Salafist ve Müslüman Kardeşlerin etkin olduğu mahallede, dindar bir gençle evlenen Fatima 6 yıl boyunca doğum ve çocuk iznine ayrıldıktan sonra 2008 yılında göreve türbanıyla dönmek isteyince yönetimle tartıştı. Kreş Müdürü Natalia Baleato, ‘Fatima’ya dini sembollerle küçücük çocukların eğitim gördüğü kreşe giremeyeceğini, kamusal alanlarla dini göstergelerin yasaklandığını” söyledi ve kendisinin de diğer kapalı çalışanlar gibi içerde türbanını çıkarmasını istedi.
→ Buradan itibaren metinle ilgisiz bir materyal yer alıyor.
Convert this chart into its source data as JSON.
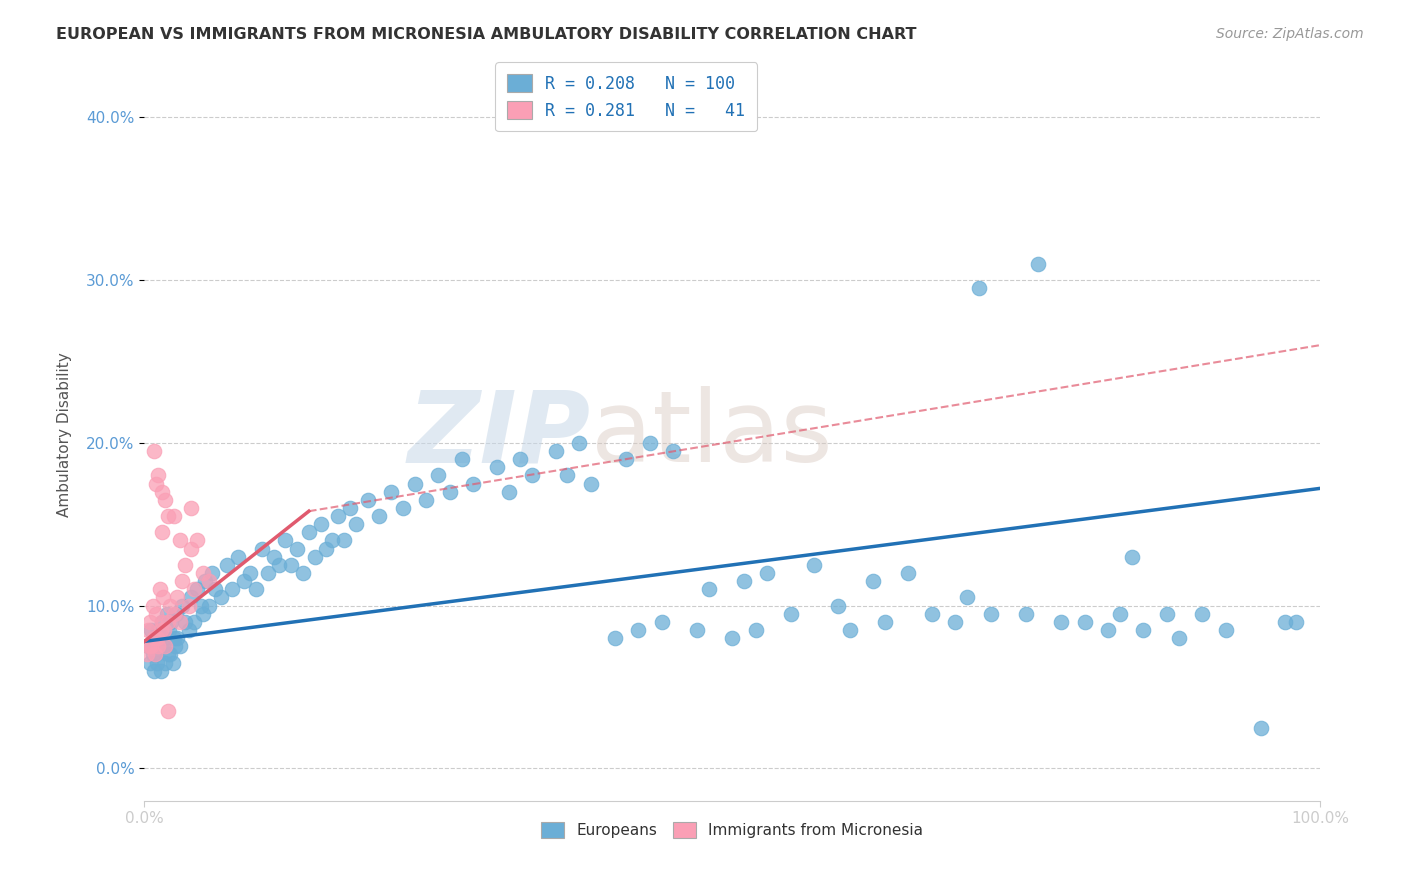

Fatima, “bütün türbanlı kadınları ayağa kaldırmakla” tehdit ederek tazminat
istedi. Kreş Yönetimi ise kadının talebini reddederek “ağır suç ve tehdit” maddesini işleterek işine tazminatsız
son verdi.
Laiklik çiğnenemez
Ayrımcılıkla Mücadele Yüksek Otoritesi Halde’e başvuran Fatima’nın talebi Mart 2010 yılında ilk incelemede olumlu görüldü. Genç kadın bunun üzerine 80-120 bin Euro arasında tazminat talebiyle dava açtı. Ancak Halde yönetimi değişip başına gelen Janette Bougrab “laiklik ilkesi herkesin özgürlüğünün garantisidir. Bu ilke aşılarak özgürlükler verilemez” diyerek örgütün Fatima’ya desteğini çekti.
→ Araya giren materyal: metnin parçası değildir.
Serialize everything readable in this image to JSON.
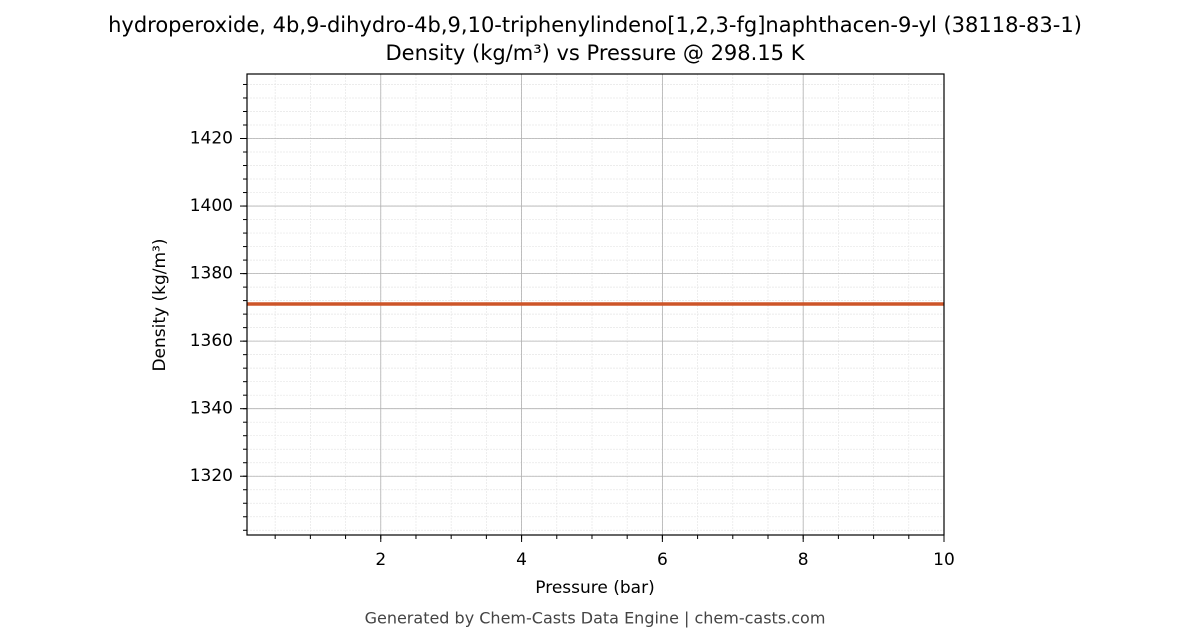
{
  "chart_data": {
    "type": "line",
    "title": "hydroperoxide, 4b,9-dihydro-4b,9,10-triphenylindeno[1,2,3-fg]naphthacen-9-yl (38118-83-1)",
    "subtitle": "Density (kg/m³) vs Pressure @ 298.15 K",
    "x_label": "Pressure (bar)",
    "y_label": "Density (kg/m³)",
    "footer": "Generated by Chem-Casts Data Engine | chem-casts.com",
    "x": [
      0.1,
      10
    ],
    "series": [
      {
        "name": "Density",
        "color": "#cd5529",
        "values": [
          1371,
          1371
        ]
      }
    ],
    "xlim": [
      0.1,
      10
    ],
    "xticks": [
      2,
      4,
      6,
      8,
      10
    ],
    "ylim": [
      1302.6,
      1439.1
    ],
    "yticks": [
      1320,
      1340,
      1360,
      1380,
      1400,
      1420
    ],
    "grid": true,
    "minor_grid": true
  }
}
Önceki gün özel iş anlaşmazlıkları mahkemesinde görülen davaya Halde’nin yeni başkanı Bougrab, Yavru Kurt kreşinin destekçilerinden yazar Elisabeth Badinter ve Sosyalist milletvekili Manuel Vals de katıldı. Mahkeme kararını 13 Aralık’ta verecek.
Cumhuriyet ve laiklik test ediliyor
YOKSUL annelerin çocuklarına bakan Yavru Kurt kreşini savunan Elisabeth Badinter, “Kendi kendime soruyorum, bir kreşte dinin ne işi var. Kamu okullarında her türlü dini sembol yasak. Bir arada barış içinde yaşayabilmek için bu tarafsız mekanları korumamız lazım. Bu çocuklarımıza dinin kişisel bir seçim olduğunu göstermek için de en önemli yöntemdir” dedi. Badinter, “Radikal İslamcılar, direnme kapasitemizi test ediyorlar. Hem minicik çocukların, hem de kadınların özgürlüklerine ciddi tehdit var” dedi.
Bilgi notu
2004 yılından bu yana Fransa’daki devlet ilk, orta ve lise bölümlerinde tüm dini semboller (türban, kipa ve haç) yasak. Geçtiğimiz aylarda ise parlamento, peçeli çarşafı, kamusal alanda yasaklayan bir yasa tasarısını onayladı.